Links

Acquisition

Data acquisition is seizing forensically sound data from any computer system (disk, external storage, memory, etc.). This data generally vary based on the operating system installed on the computer or server. Acquired data generally needs to be parsed, stored, and presented in a human-readable format for further analysis and investigation.
Data acquisition is the primary activity of all digital investigations. Before data acquisition, the investigators generally identify the data they’ll need. Since data or evidence is an essential element of any investigation, investigators generally want all the data they can acquire. Therefore, the power of the digital investigation and DFIR solution is proportional to the capability and, the wide range of data acquisition features.
Binalyze AIR provides easy, accurate, fast data acquisition capabilities to investigators with a wide range of operating systems supported and 260+ forensically sound data types.

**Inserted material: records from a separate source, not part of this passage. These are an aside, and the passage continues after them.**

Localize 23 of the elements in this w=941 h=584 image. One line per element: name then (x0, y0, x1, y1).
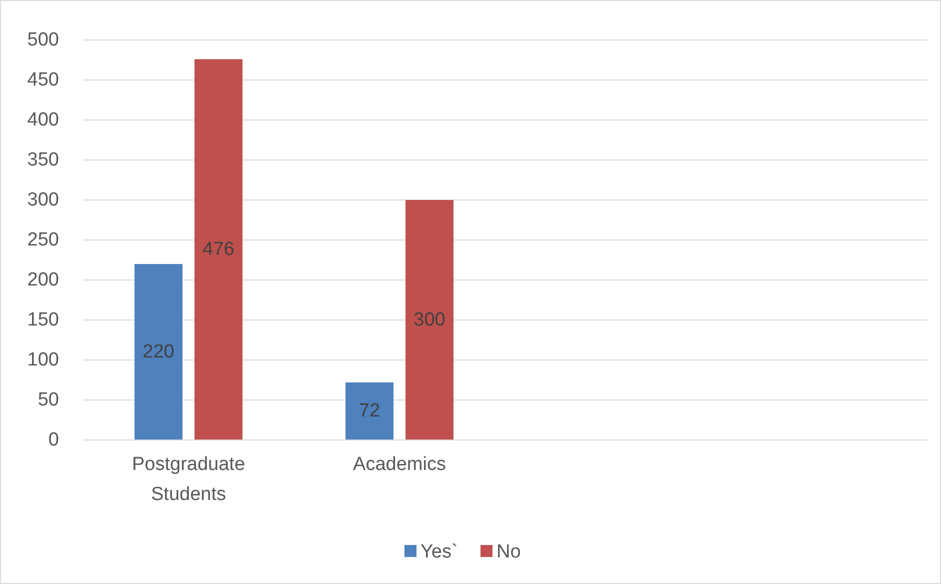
bar (406, 200, 454, 440)
data-label: 72 (358, 400, 380, 422)
y-tick-label: 50 (38, 390, 59, 410)
y-tick-label: 500 (27, 30, 59, 50)
data-label: 220 (142, 342, 174, 362)
y-tick-label: 450 (27, 70, 59, 90)
data-label: 300 (414, 310, 446, 330)
bar (346, 382, 394, 440)
y-tick-label: 150 (27, 310, 59, 330)
bar (134, 264, 182, 440)
y-tick-label: 250 (27, 230, 59, 250)
y-tick-label: 100 (27, 350, 59, 370)
x-tick-label: Postgraduate Students (132, 454, 246, 505)
x-tick-label: Academics (353, 454, 446, 475)
data-label: 476 (202, 239, 234, 260)
legend-label: Yes` (420, 542, 458, 562)
y-tick-label: 400 (27, 110, 59, 130)
bar (194, 59, 242, 440)
legend-label: No (496, 542, 521, 562)
y-tick-label: 0 (48, 430, 59, 450)
y-tick-label: 200 (27, 270, 59, 290)
y-tick-label: 300 (27, 190, 59, 210)
y-tick-label: 350 (27, 150, 59, 170)
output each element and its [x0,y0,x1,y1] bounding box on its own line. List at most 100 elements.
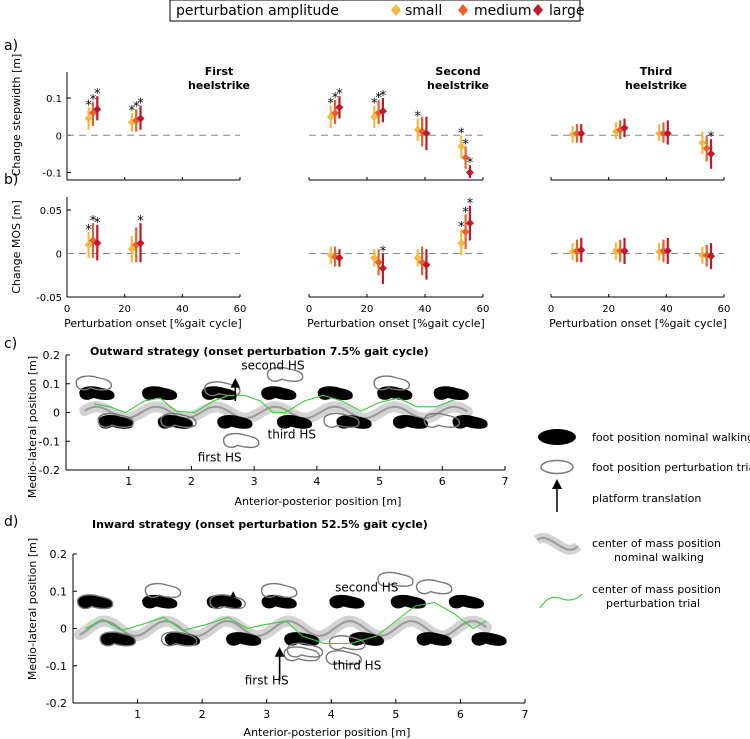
legend-box [169,0,581,22]
perturbed-foot [204,381,241,397]
title-first-hs-1: First [205,65,234,78]
marker-small [611,246,620,255]
y-tick-label: 0.2 [43,349,61,362]
nominal-foot [452,414,488,429]
x-tick-label: 2 [188,475,195,488]
x-tick-label: 0 [306,304,312,315]
perturbed-foot [160,412,197,428]
significance-mark: * [458,220,465,235]
perturbed-foot [323,412,360,428]
nominal-foot [284,632,320,646]
perturbed-foot [160,631,198,647]
title-second-hs-2: heelstrike [427,79,489,92]
nominal-foot [142,594,178,609]
nominal-foot [157,414,193,429]
x-tick-label: 5 [376,475,383,488]
nominal-foot [336,414,372,429]
xlabel-ap-c: Anterior-posterior position [m] [235,495,402,508]
legend-marker-small [391,4,401,16]
subplot-a-3: * [550,118,725,181]
platform-arrow-head [274,647,285,657]
nominal-foot [448,594,485,609]
x-tick-label: 20 [361,304,374,315]
perturbed-foot [76,594,114,610]
significance-mark: * [94,87,101,102]
y-tick-label: 0 [53,407,60,420]
y-tick-label: 0.1 [46,94,62,105]
perturbed-foot [144,582,182,599]
x-tick-label: 60 [477,304,490,315]
marker-small [370,253,379,262]
perturbed-foot [325,650,363,666]
marker-large [577,246,586,255]
marker-small [698,251,707,260]
significance-mark: * [708,130,715,145]
y-tick-label: 0 [56,250,62,261]
heelstrike-annotation: first HS [198,450,242,464]
marker-large [378,107,387,116]
y-tick-label: 0 [56,131,62,142]
significance-mark: * [328,97,335,112]
y-tick-label: -0.1 [39,435,60,448]
panel-label-d: d) [4,514,18,530]
significance-mark: * [462,205,469,220]
significance-mark: * [129,104,136,119]
y-tick-label: 0.1 [43,378,61,391]
heelstrike-annotation: first HS [245,673,289,687]
key-com-perturbed-label-2: perturbation trial [606,597,700,610]
marker-medium [461,153,470,162]
nominal-foot [142,386,178,400]
key-com-nominal-label-2: nominal walking [614,551,704,564]
marker-medium [659,246,668,255]
marker-small [457,142,466,151]
heelstrike-annotation: third HS [268,427,316,441]
marker-large [663,129,672,138]
significance-mark: * [336,87,343,102]
nominal-foot [392,414,429,429]
panel-d: -0.2 -0.1 0 0.1 0.2 1 2 3 4 5 6 7 second HS third HS f… [46,548,529,721]
panel-label-b: b) [4,172,18,188]
significance-mark: * [458,126,465,141]
marker-large [707,149,716,158]
significance-mark: * [415,110,422,125]
marker-medium [88,108,97,117]
nominal-foot [261,386,297,400]
key-perturbed-foot-label: foot position perturbation trial [592,461,750,474]
legend-label-medium: medium [474,3,532,19]
marker-large [136,239,145,248]
marker-large [707,252,716,261]
y-tick-label: 0.1 [50,585,68,598]
perturbed-foot [283,646,321,662]
marker-large [422,260,431,269]
com-perturbed-line [85,601,487,644]
marker-large [93,239,102,248]
nominal-foot [433,386,469,400]
significance-mark: * [133,100,140,115]
ylabel-ml-c: Medio-lateral position [m] [26,356,39,498]
marker-medium [616,246,625,255]
marker-small [127,245,136,254]
panel-label-c: c) [4,336,17,352]
ylabel-stepwidth: Change stepwidth [m] [10,54,23,177]
significance-mark: * [467,197,474,212]
marker-large [335,253,344,262]
nominal-foot [217,414,253,429]
x-tick-label: 20 [602,304,615,315]
marker-medium [374,258,383,267]
perturbed-foot [260,582,298,599]
heelstrike-annotation: second HS [335,580,398,594]
marker-small [84,114,93,123]
x-tick-label: 2 [199,708,206,721]
marker-large [465,219,474,228]
significance-mark: * [137,214,144,229]
legend-label-small: small [405,3,442,19]
subplot-a-2: * **** *** ** [308,87,484,181]
y-tick-label: -0.2 [39,464,60,477]
title-inward: Inward strategy (onset perturbation 52.5… [92,518,428,531]
y-tick-label: 0.2 [50,548,68,561]
x-tick-label: 4 [313,475,320,488]
nominal-foot [317,386,353,400]
x-tick-label: 40 [176,304,189,315]
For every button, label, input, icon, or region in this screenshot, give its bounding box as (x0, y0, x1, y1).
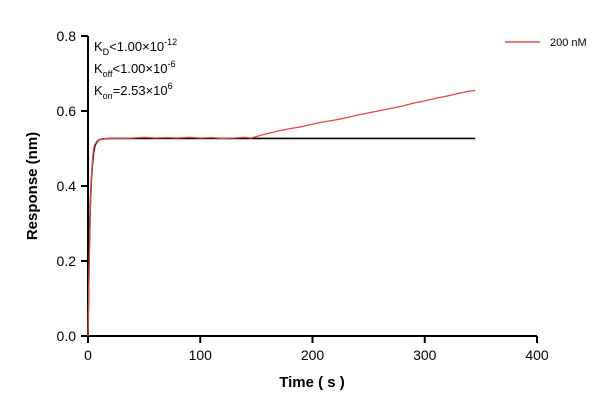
x-tick-label: 100 (189, 347, 213, 363)
x-tick-label: 300 (413, 347, 437, 363)
y-tick-label: 0.0 (57, 328, 77, 344)
x-tick-label: 0 (84, 347, 92, 363)
y-tick-label: 0.4 (57, 178, 77, 194)
y-tick-label: 0.8 (57, 28, 77, 44)
series-layer (87, 89, 476, 337)
legend: 200 nM (505, 37, 587, 49)
kinetic-annotation: Koff<1.00×10-6 (94, 59, 175, 79)
fit-curve-line (87, 137, 476, 337)
y-tick-label: 0.2 (57, 253, 77, 269)
kinetic-annotation: Kon=2.53×106 (94, 81, 173, 101)
legend-label-200nm: 200 nM (550, 37, 587, 49)
y-axis-title: Response (nm) (24, 132, 41, 240)
x-tick-label: 400 (525, 347, 549, 363)
series-line-200nm (87, 89, 476, 337)
x-axis-title: Time ( s ) (279, 374, 345, 391)
kinetic-annotation: KD<1.00×10-12 (94, 37, 177, 57)
x-tick-label: 200 (301, 347, 325, 363)
y-tick-label: 0.6 (57, 103, 77, 119)
axes: 0.0 0.2 0.4 0.6 0.8 0 100 200 300 400 (57, 28, 549, 363)
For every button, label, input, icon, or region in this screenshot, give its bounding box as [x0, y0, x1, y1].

Binalyze AIR provides remote data acquisition for on-premise, cloud, and off-network devices. Thus investigators can investigate multiple devices remotely, at speed, and at scale.
Binalyze AIR supports Windows, Linux, macOS, ChromeOS and VMWare operating systems and can acquire and present 240+ types of forensically sound data.
The output of the Acquisition process is a Case Report. Investigators can use Case Reports for analysis and investigation, and they can also download Case Reports as a proprietary PPC file or export it as PDF or HTML files for further analysis.
The Binalyze AIR agent needs first to be deployed to acquire data then. All data acquisition is performed according to the Data Acquisition Profile created before the acquisition is started.
Data acquisition is categorized into three different kinds, which are Evidence, Artifacts, and Network Capture, and investigators can also create flexible custom data acquisition profiles to meet their requirements.